4. A speech recognition device as claimed in Claim 1, characterized in that the analysis means (12) comprise a scanner (4) and character recognition means (15).

5. A speech recognition device as claimed in Claim 1, characterized in that the combining of the form template (FV) and of the recognized text (ET) by the speech recognition means (7) comprises the filling out of at least one text field (22) in the form template with recognized text.

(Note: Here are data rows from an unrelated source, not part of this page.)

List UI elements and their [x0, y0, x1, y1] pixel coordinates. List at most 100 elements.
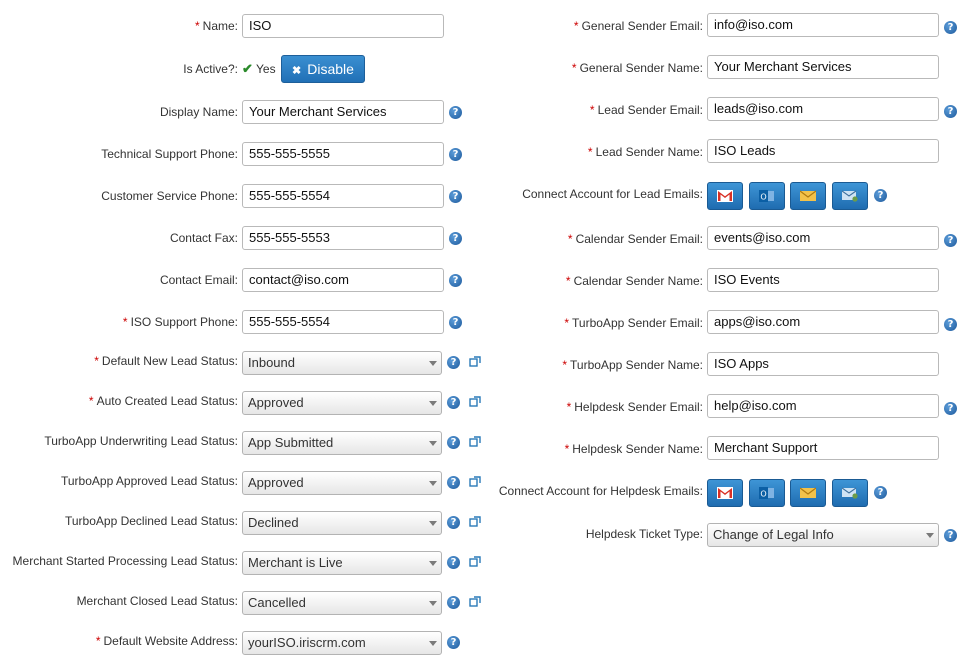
help-icon[interactable]: ? — [449, 316, 462, 329]
chevron-down-icon — [429, 481, 437, 486]
help-icon[interactable]: ? — [944, 529, 957, 542]
help-icon[interactable]: ? — [447, 396, 460, 409]
help-icon[interactable]: ? — [447, 636, 460, 649]
mail-settings-icon — [842, 487, 858, 499]
lead-name-input[interactable]: ISO Leads — [707, 139, 939, 163]
ta-email-input[interactable]: apps@iso.com — [707, 310, 939, 334]
chevron-down-icon — [429, 441, 437, 446]
help-icon[interactable]: ? — [944, 402, 957, 415]
help-icon[interactable]: ? — [944, 21, 957, 34]
external-link-icon[interactable] — [469, 516, 481, 528]
cal-name-input[interactable]: ISO Events — [707, 268, 939, 292]
mail-settings-icon — [842, 190, 858, 202]
help-icon[interactable]: ? — [449, 190, 462, 203]
cal-email-input[interactable]: events@iso.com — [707, 226, 939, 250]
help-icon[interactable]: ? — [447, 556, 460, 569]
external-link-icon[interactable] — [469, 476, 481, 488]
hd-name-input[interactable]: Merchant Support — [707, 436, 939, 460]
default-new-label: * Default New Lead Status: — [94, 354, 238, 368]
gen-name-input[interactable]: Your Merchant Services — [707, 55, 939, 79]
fax-label: Contact Fax: — [169, 231, 238, 245]
svg-text:O: O — [760, 193, 766, 202]
uw-select[interactable]: App Submitted — [242, 431, 442, 455]
ticket-type-label: Helpdesk Ticket Type: — [585, 527, 703, 541]
default-new-select[interactable]: Inbound — [242, 351, 442, 375]
tech-phone-input[interactable]: 555-555-5555 — [242, 142, 444, 166]
help-icon[interactable]: ? — [944, 105, 957, 118]
uw-label: TurboApp Underwriting Lead Status: — [44, 434, 238, 448]
ticket-type-select[interactable]: Change of Legal Info — [707, 523, 939, 547]
contact-email-input[interactable]: contact@iso.com — [242, 268, 444, 292]
external-link-icon[interactable] — [469, 556, 481, 568]
approved-select[interactable]: Approved — [242, 471, 442, 495]
outlook-icon: O — [759, 487, 774, 499]
outlook-button[interactable]: O — [749, 182, 785, 210]
external-link-icon[interactable] — [469, 356, 481, 368]
lead-email-input[interactable]: leads@iso.com — [707, 97, 939, 121]
help-icon[interactable]: ? — [944, 234, 957, 247]
website-select[interactable]: yourISO.iriscrm.com — [242, 631, 442, 655]
disable-button[interactable]: ✖ Disable — [281, 55, 365, 83]
cal-email-label: * Calendar Sender Email: — [567, 232, 703, 246]
help-icon[interactable]: ? — [944, 318, 957, 331]
help-icon[interactable]: ? — [447, 356, 460, 369]
name-label: * Name: — [194, 19, 238, 33]
help-icon[interactable]: ? — [447, 596, 460, 609]
help-icon[interactable]: ? — [874, 189, 887, 202]
gmail-icon — [717, 190, 733, 202]
gmail-button[interactable] — [707, 479, 743, 507]
ta-name-label: * TurboApp Sender Name: — [562, 358, 703, 372]
gmail-icon — [717, 487, 733, 499]
display-name-label: Display Name: — [159, 105, 238, 119]
started-label: Merchant Started Processing Lead Status: — [12, 554, 238, 568]
outlook-button[interactable]: O — [749, 479, 785, 507]
chevron-down-icon — [429, 641, 437, 646]
gmail-button[interactable] — [707, 182, 743, 210]
cal-name-label: * Calendar Sender Name: — [565, 274, 703, 288]
gen-email-input[interactable]: info@iso.com — [707, 13, 939, 37]
lead-name-label: * Lead Sender Name: — [587, 145, 703, 159]
lead-email-label: * Lead Sender Email: — [589, 103, 703, 117]
help-icon[interactable]: ? — [449, 232, 462, 245]
closed-select[interactable]: Cancelled — [242, 591, 442, 615]
help-icon[interactable]: ? — [447, 436, 460, 449]
external-link-icon[interactable] — [469, 396, 481, 408]
closed-label: Merchant Closed Lead Status: — [76, 594, 238, 608]
chevron-down-icon — [429, 601, 437, 606]
help-icon[interactable]: ? — [449, 148, 462, 161]
help-icon[interactable]: ? — [874, 486, 887, 499]
cs-phone-label: Customer Service Phone: — [101, 189, 238, 203]
auto-created-select[interactable]: Approved — [242, 391, 442, 415]
imap-button[interactable] — [832, 479, 868, 507]
is-active-label: Is Active?: — [183, 62, 238, 76]
connect-lead-label: Connect Account for Lead Emails: — [522, 187, 703, 201]
display-name-input[interactable]: Your Merchant Services — [242, 100, 444, 124]
email-label: Contact Email: — [159, 273, 238, 287]
ta-name-input[interactable]: ISO Apps — [707, 352, 939, 376]
started-select[interactable]: Merchant is Live — [242, 551, 442, 575]
envelope-icon — [800, 487, 816, 498]
help-icon[interactable]: ? — [449, 106, 462, 119]
external-link-icon[interactable] — [469, 596, 481, 608]
website-label: * Default Website Address: — [95, 634, 238, 648]
chevron-down-icon — [429, 561, 437, 566]
mail-button[interactable] — [790, 479, 826, 507]
iso-phone-input[interactable]: 555-555-5554 — [242, 310, 444, 334]
imap-button[interactable] — [832, 182, 868, 210]
fax-input[interactable]: 555-555-5553 — [242, 226, 444, 250]
mail-button[interactable] — [790, 182, 826, 210]
name-input[interactable]: ISO — [242, 14, 444, 38]
chevron-down-icon — [926, 533, 934, 538]
hd-email-input[interactable]: help@iso.com — [707, 394, 939, 418]
help-icon[interactable]: ? — [447, 476, 460, 489]
help-icon[interactable]: ? — [449, 274, 462, 287]
chevron-down-icon — [429, 521, 437, 526]
external-link-icon[interactable] — [469, 436, 481, 448]
outlook-icon: O — [759, 190, 774, 202]
help-icon[interactable]: ? — [447, 516, 460, 529]
check-icon: ✔ — [242, 61, 253, 76]
iso-phone-label: * ISO Support Phone: — [122, 315, 238, 329]
declined-select[interactable]: Declined — [242, 511, 442, 535]
cs-phone-input[interactable]: 555-555-5554 — [242, 184, 444, 208]
chevron-down-icon — [429, 401, 437, 406]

6. A speech recognition method for processing a predefined form (2), comprising the reception of spoken text (GT) and the transcribing of the spoken text into a recognized text (ET), characterized by the steps of: analyzing the predefined form (2) and converting it into a form template (FV) having a data format which corresponds to that of the recognized text (ET), and combining the form template (FV) and the recognized text (ET) to form a document (DK).

7. A speech recognition method as claimed in Claim 6, characterized in that the analyzing of the predefined form (2) comprises the reading in of the form (2) by a computer file (3) and recognitions of the file type of the computer file.

8. A speech recognition method as claimed in Claim 7, characterized in that the analyzing of the predefined form comprises the conversion of the read-in computer file (3) into a different data type.

9. A speech recognition method as claimed in Claim 6, characterized in that the analyzing of the predefined form comprises the scanning of the form and recognition of form text from the data (BF) obtained during the scanning.

10. A speech recognition method as claimed in Claim 6, characterized in that the combing of the form template (FV) and of the recognized text (ET) comprises the filling out of at least one text field (22) in the form template with recognized text.